Nach mehreren Beschlüssen des Bundesverfassungsgerichts verstoßen rückwirkende steuerliche Regelungen insoweit in unzulässiger Weise gegen das Grundgesetz, als sie den Vertrauensschutz der Steuerzahler unterlaufen (Az. 2 BvR 748/05, 2 BvR 753/05 und 2 BvR 1738/05). Das betrifft in den entschiedenen Fällen Sachverhalte, die bereits vor der Verkündung der Gesetzesänderungen am 31. März 1999 entstanden waren und durch die Neuregelungen ungünstiger besteuert wurden, nämlich die gesunkene Schwelle für die Steuerpflicht beim Verkauf von GmbH-Anteilen außerhalb der Spekulationsfrist. Gesellschafter profitieren von diesen Entscheidungen, wenn ihre Steuerbescheide zu den strittigen Sachverhalten noch nicht bestandskräftig sind. Da viele GmbH-Gesellschafter den Fall über einen ruhenden Einspruch ohnehin schon seit Jahren offen gehalten hatten, kommt es jetzt oftmals zu einer Steuerrückzahlung.

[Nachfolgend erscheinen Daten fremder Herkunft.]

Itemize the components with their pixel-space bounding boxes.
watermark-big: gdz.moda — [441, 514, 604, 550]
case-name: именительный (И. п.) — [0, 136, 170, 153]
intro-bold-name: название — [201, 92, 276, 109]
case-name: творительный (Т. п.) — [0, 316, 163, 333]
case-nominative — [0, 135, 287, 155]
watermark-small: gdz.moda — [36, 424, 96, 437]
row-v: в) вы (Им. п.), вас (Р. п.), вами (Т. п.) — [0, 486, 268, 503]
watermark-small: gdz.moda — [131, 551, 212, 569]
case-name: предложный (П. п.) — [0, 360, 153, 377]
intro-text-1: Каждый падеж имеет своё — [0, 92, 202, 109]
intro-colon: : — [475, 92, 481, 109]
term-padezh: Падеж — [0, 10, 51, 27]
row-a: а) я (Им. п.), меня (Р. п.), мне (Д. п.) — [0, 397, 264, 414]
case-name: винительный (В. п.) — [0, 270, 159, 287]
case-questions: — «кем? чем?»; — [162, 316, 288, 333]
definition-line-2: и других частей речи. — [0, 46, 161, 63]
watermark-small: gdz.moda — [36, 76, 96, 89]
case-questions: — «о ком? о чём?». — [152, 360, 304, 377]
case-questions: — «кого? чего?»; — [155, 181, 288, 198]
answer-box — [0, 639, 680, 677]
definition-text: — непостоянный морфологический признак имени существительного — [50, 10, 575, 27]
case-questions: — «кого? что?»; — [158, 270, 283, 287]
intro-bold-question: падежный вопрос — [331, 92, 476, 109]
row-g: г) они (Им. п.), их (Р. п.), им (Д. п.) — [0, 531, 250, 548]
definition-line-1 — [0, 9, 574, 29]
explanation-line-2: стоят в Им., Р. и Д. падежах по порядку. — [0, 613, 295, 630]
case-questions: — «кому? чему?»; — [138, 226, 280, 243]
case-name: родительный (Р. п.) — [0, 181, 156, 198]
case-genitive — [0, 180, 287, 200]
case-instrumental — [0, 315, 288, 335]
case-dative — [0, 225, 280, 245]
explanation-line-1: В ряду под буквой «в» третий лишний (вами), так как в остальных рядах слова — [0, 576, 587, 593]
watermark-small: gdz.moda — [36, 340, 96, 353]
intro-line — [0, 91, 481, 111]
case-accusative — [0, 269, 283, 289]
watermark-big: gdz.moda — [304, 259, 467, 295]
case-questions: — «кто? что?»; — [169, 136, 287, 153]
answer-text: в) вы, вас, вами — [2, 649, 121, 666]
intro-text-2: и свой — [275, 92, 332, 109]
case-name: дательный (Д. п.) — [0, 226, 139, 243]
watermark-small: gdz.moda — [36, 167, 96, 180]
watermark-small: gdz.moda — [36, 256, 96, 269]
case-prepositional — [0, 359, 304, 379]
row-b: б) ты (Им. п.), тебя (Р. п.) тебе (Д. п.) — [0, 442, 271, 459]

Das Bundesfinanzministerium hat nun dazu Stellung bezogen, wie die Finanzbeamten die Entscheidung des Bundesverfassungsgerichts in allen offenen Fällen umzusetzen haben (Az. IV C 6 – S 2178/11/10001). Dabei geht es um den Verkauf von privat gehaltenen Anteilen an Kapitalgesellschaften wie AG und GmbH. Die Veräußerung war bis 2000 nach Ablauf der einjährigen Spekulationsfrist nur dann steuerpflichtig, wenn der Aktionär oder GmbH-Gesellschafter ab 10 Prozent aufwärts am Unternehmen beteiligt waren. Diese Schwelle wurde 1999 auf ein Prozent gesenkt und galt auch für den Altbestand. Dies ist verfassungswidrig, soweit es bis zum 31. März 1999 aufgelaufene Wertzuwächse betrifft.
Wer also zwischen 10 und 1 Prozent an der Gesellschaft beteiligt war und seine Anteile ab 1999 verkauft hatte, profitiert nun. Der realisierte Gewinn bleibt insoweit steuerfrei, als er auf Wertzuwächse seit der ehemaligen Anschaffung bis zum 31.3.1999 entfällt. Nachfolgende Preissteigerungen sind hingegen steuerpflichtig.
Beim Verkauf ab April 1999 muss nun eine zeitliche Zuordnung in steuerfreie Wertzuwächse bis Ende März 1999 und nachfolgend steuerpflichtige Gewinne erfolgen. Um das zu ermitteln, muss der Verkehrswert oder Börsenkurs der Anteile zum 31. März 1999 ermittelt werden. Hatte ein Gesellschafter seine Anteile beispielsweise 1990 zu 100.000 Euro gekauft und sie am 2. August 2010 für eine Million Euro wieder verkauft, kommt es auf den Wert der Beteiligung belief am 31. März 1999 an. Lag der bei 500.000 Euro, werden nur 500.000 Euro des Gesamtgewinns von 900.000 Euro besteuert werden. Der steuerpflichtige Veräußerungsgewinn im Jahr 2010 beträgt dann 300.000 Euro, weil nach dem Teileinkünfteverfahren nur 60 Prozent des Gewinns zählen.
Den Preis aus 1999 müssen GmbH-Gesellschafter nicht zwingend durch einen Wertgutachter ermitteln, denn der Fiskus erlaubt hier eine Vereinfachungsregelung. Der insgesamt entstandene Wertzuwachs kann entsprechend dem Verhältnis der Besitzzeit linear monatsweise ermittelt werden, aufgerundet zugunsten des GmbH-Gesellschafters auf volle Monate.
Wurden die GmbH-Anteile beispielsweise am 15. Januar 1997 für 100.000 Euro gekauft und am 3. August 2009 für 500.000 Euro verkauft, beträgt die Haltedauer aufgerundet 151 Monate. Auf den Zeitraum 31. März 1999 bis 3. August 2009 entfallen abgerundet 124 Monate. Der Wertzuwachs von 400.000 Euro ist zu einem Anteil von 124/151 und damit zu 328.476 Euro zu erfassen. Unter Berücksichtigung des Teileinkünfteverfahrens beträgt der steuerpflichtige Veräußerungsgewinn im Jahr 2009 (328.476 x 60 Prozent) 197.085 Euro.